In college, I started working at a software start-up in Provo called InsurQuote. About two years in, I realized our company was started by engineers so there really wasn't any marketing. I said, Hey, let me go fix that.
The biggest annoyance I faced at InsurQuote was logo design. I found a local ad agency. The partners come in and say, We're great, here's why. As soon as you say yes and pay your $5,000, that's the last time you see the partners. Eventually we got a logo that was okay, but I didn't like paying bills for people thinking about our stuff. The design process seemed flawed.
That became the idea for Logoworks. We have 225 designers. For any job, at least two of them independently come up with different concepts--the most popular deal is three designers for $399. Every designer gets paid for concepting, and the one who gets chosen gets a bonus.
In 2000, I called Joey Dempster, who's the co-founder of Logoworks; I'd worked with him at InsurQuote. We don't always agree on everything, but we ask each other hard questions. Joey's kind of a free spirit. One of his friends had this abandoned house up on a hill in Provo. It's called the Spider House because there are lots of spiders in it. Joey lived in the basement because it was free.
We set up shop in a big room in the Spider House and spent three months in winter 2000 doing research into design.
By 2001, we'd left the Spider House, incorporated, and started looking for capital. Late 2001, that's a rough time to be telling people about this great new Internet company you're building.
Our very first client we dealt with was a cabinet company. We were sure this one logo was one of the coolest things we'd ever seen. The artist had done, basically, a modern-looking wood shaving. The client kind of liked it, but wanted it to look more literal. We were shocked that they didn't go with what we thought was brilliant.
We did one for Phat Church--that's p-h-a-t. It was a college ministry so they wanted to appeal to a very young crowd.
We funded the company from a group of angels for about $330,000. Eight months later, we'd used almost all that up. It was, get sales to fund the growth or stop operations.
I don't think we counted on, in those early days, the referral rate and repeat rate of our customers. That's been the biggest help. Small businesses get their logo, they're happy, and they tell their friends. We've done logos in 102 countries now.

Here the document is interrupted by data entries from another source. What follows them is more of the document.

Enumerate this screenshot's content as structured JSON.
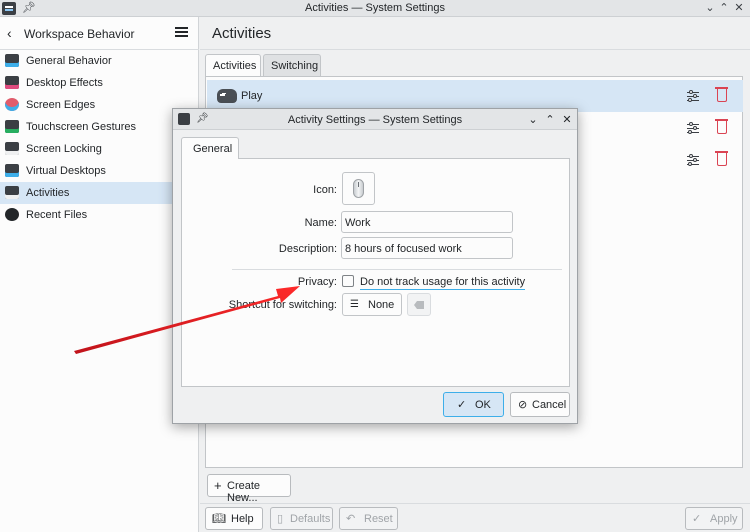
{
  "window": {
    "title": "Activities — System Settings",
    "controls": [
      "⌄",
      "⌃",
      "✕"
    ]
  },
  "sidebar": {
    "title": "Workspace Behavior",
    "back_icon": "chevron-left-icon",
    "menu_icon": "hamburger-menu-icon",
    "items": [
      {
        "label": "General Behavior",
        "icon_color": "#3b3f44",
        "accent": "#3daee9"
      },
      {
        "label": "Desktop Effects",
        "icon_color": "#3b3f44",
        "accent": "#e04c7f"
      },
      {
        "label": "Screen Edges",
        "icon_color": "#e05c6c",
        "accent": "#3daee9"
      },
      {
        "label": "Touchscreen Gestures",
        "icon_color": "#3b3f44",
        "accent": "#27ae60"
      },
      {
        "label": "Screen Locking",
        "icon_color": "#3b3f44",
        "accent": "#eff0f1"
      },
      {
        "label": "Virtual Desktops",
        "icon_color": "#3b3f44",
        "accent": "#3daee9"
      },
      {
        "label": "Activities",
        "icon_color": "#3b3f44",
        "accent": "#eff0f1",
        "active": true
      },
      {
        "label": "Recent Files",
        "icon_color": "#232629",
        "accent": "#ffffff"
      }
    ]
  },
  "main": {
    "title": "Activities",
    "tabs": [
      {
        "label": "Activities",
        "selected": true
      },
      {
        "label": "Switching",
        "selected": false
      }
    ],
    "activity_rows": [
      {
        "label": "Play",
        "highlighted": true
      },
      {
        "label": "",
        "highlighted": false
      },
      {
        "label": "",
        "highlighted": false
      }
    ],
    "create_button": "Create New...",
    "footer": {
      "help": "Help",
      "defaults": "Defaults",
      "reset": "Reset",
      "apply": "Apply"
    }
  },
  "dialog": {
    "title": "Activity Settings — System Settings",
    "tab": "General",
    "fields": {
      "icon_label": "Icon:",
      "name_label": "Name:",
      "name_value": "Work",
      "description_label": "Description:",
      "description_value": "8 hours of focused work",
      "privacy_label": "Privacy:",
      "privacy_checkbox": "Do not track usage for this activity",
      "privacy_checked": false,
      "shortcut_label": "Shortcut for switching:",
      "shortcut_value": "None"
    },
    "ok": "OK",
    "cancel": "Cancel"
  },
  "colors": {
    "accent": "#3daee9",
    "selection": "#d6e6f5",
    "delete": "#da4453",
    "annotation_arrow": "#e8202a"
  }
}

Online, we used pretty good tools right from the beginning: We'd spend X amount of money and track that through to see how many people bought because of it, so we'd know what to start and what to stop. We couldn't make bad mistakes; a bad mistake would be fatal.
By 2005, we were self-funding. But if we wanted to keep doubling our growth rate every year, we were gonna need to invest in a lot of different channels and partnerships. So in February 2005, we looked for funding again. It was very, very different. We got $9.3 million.